León debe admitir que las calles de la capital del imperio de los Seth le impresionan: todo es tan pulcro y tan hermoso. En Kez no había edificios tan sofisticados y altos y desde luego, en cada rincón, se podían ver la pobreza y la miseria, pero el reino de Seth es próspero, lleno de vegetación que se abre paso entre los suelos adosados y de personas vestidas de colores claros, con la cara lavada. Pero lo que más le sorprende es la gente.

Los alfas son toscos, allá donde pasean parecen enormes montañas moviéndose, se puede ver en ellos la animalidad antes de que se transformen. Los betas son estirados, fuertes y de gran presencia, hablan alto y dan la mano a alfas como si fuesen iguales. Después están los omegas.

Los omegas, a diferencia de los alfas, son elegantes. Son sin duda más grandes que los de cualquier otra raza, pero de una forma especial: altos, esbeltos y de una belleza exuberante. En sus finas muñecas, caras pequeñas y facciones picudas la delicadeza es palpable, pero también la habilidad, la astucia y la decisión. No lucen como ningún omega que León haya visto nunca: su belleza radica en su fuerza, no en su vulnerabilidad. Una fuerza distinta a la de los alfas, menos apasionada y más calculadora, pero jamás menos firme. Y es la primera vez que León ve omegas fuertes.

Omegas andando solos. Con la cabeza alta. Con la voz firme. Con ropas abrigadas. Con pasos fuertes. Omegas con un lugar en el mundo.

Unas voces lo distraen y León ve una gran masa de gente aclamando a Harry. Los guardias se distribuyen entre el enorme público, incluso pierde a Kajat de vista. El príncipe se agacha hacia el omega y le dice:

—Tengo que hacer unos preparativos y dirigir el inicio de la fiesta. Espérame aquí o da una vuelta si quieres, sólo... pásatelo bien ¿Si?

—De acuerdo, mi señor. —responde ceremoniosamente, bajando un poco la cabeza y sonando dócil ante toda la gente que los mira y bisbisea.
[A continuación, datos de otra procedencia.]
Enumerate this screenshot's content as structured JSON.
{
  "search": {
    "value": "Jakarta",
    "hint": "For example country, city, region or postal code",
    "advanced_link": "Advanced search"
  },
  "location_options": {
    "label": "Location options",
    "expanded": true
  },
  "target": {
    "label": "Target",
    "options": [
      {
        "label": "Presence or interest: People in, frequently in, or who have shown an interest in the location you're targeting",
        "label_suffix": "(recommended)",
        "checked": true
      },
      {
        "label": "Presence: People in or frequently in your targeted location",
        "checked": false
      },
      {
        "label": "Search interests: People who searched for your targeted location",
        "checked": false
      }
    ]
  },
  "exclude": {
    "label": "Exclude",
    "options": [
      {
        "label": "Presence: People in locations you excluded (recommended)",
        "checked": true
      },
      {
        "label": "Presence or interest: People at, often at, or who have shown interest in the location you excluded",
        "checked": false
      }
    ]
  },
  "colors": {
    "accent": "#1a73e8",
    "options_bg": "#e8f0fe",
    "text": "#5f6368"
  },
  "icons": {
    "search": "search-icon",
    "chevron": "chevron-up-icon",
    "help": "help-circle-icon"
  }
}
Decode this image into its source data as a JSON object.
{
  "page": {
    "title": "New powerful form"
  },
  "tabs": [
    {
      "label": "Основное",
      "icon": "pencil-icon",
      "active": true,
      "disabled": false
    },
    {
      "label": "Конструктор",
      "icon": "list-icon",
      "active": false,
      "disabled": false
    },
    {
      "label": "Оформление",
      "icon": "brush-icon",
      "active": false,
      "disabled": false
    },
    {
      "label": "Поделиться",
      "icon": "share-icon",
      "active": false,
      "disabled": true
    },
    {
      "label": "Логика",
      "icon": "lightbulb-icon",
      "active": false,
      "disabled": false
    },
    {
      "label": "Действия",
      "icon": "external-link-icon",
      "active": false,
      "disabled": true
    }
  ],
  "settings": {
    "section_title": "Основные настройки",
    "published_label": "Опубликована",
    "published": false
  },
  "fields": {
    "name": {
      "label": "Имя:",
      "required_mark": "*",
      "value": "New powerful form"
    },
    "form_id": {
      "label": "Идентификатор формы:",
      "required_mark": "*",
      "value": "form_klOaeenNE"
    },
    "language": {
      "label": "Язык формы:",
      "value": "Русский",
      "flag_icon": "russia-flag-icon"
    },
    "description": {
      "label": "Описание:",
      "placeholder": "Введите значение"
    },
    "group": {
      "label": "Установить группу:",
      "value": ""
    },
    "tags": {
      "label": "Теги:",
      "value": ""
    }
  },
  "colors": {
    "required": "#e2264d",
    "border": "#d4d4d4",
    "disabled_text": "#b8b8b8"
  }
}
El alfa se va, dejándolo entre un mar de gente que ya no le presta demasiada atención y en el que no se siente incluido. No entiende mucho de qué va la cosa, así que se aparta un poco y se va a sentar, a lo lejos, en un banquito de madera; sus piernas juntas y rozándose en constantes movimientos nerviosos y sus manos encerradas en puños sobre las rodillas. La gente bebe, come y habla mientras los artistas se preparan para empezar la fiesta. Cerca suyo pasan dos lobos del tamaño de zorros corriendo a gran velocidad, uno le muerde la cola al otro y acaban rodando por el suelo mientras se gruñen y dan bocados al aire. Al final sus cuerpos vuelven a la normalidad rápidamente, mostrando a dos gemelos que se ríen mientras se retuercen y juegan a peleas. León no quiere parecer maleducado, pero le cuesta mucho no quedarse mirándolos. En su pueblo los alfas solo podían transformarse en lobos a partir de la madurez así que le choca bastante ver a esos niños volver a ser lobos en menos de quince segundos.

Escucha a la gente aclamar y se gira de nuevo hacia el escenario de arena. Dos hombres descamisados y cubiertos en pinturas de colores cálidos sostienen una antorcha en una mano y una bota de vino en la otra. León se queda hipnotizado viéndolos avanzar al frente con pasos felinos y lentos. Su corpulencia parece maleable cuando se mueven con tal fluidez, avanzan con una pierna tras la otra, agachándose, alzándose, como la marea subiendo poco a poco. El público hace silencio, concentrándose en los tipos que avanzan dando la espalda al ocaso, donde las llamas de sus antorchas se confunden con el color del horizonte. Es hermoso, pero León se siente algo incómodo allí.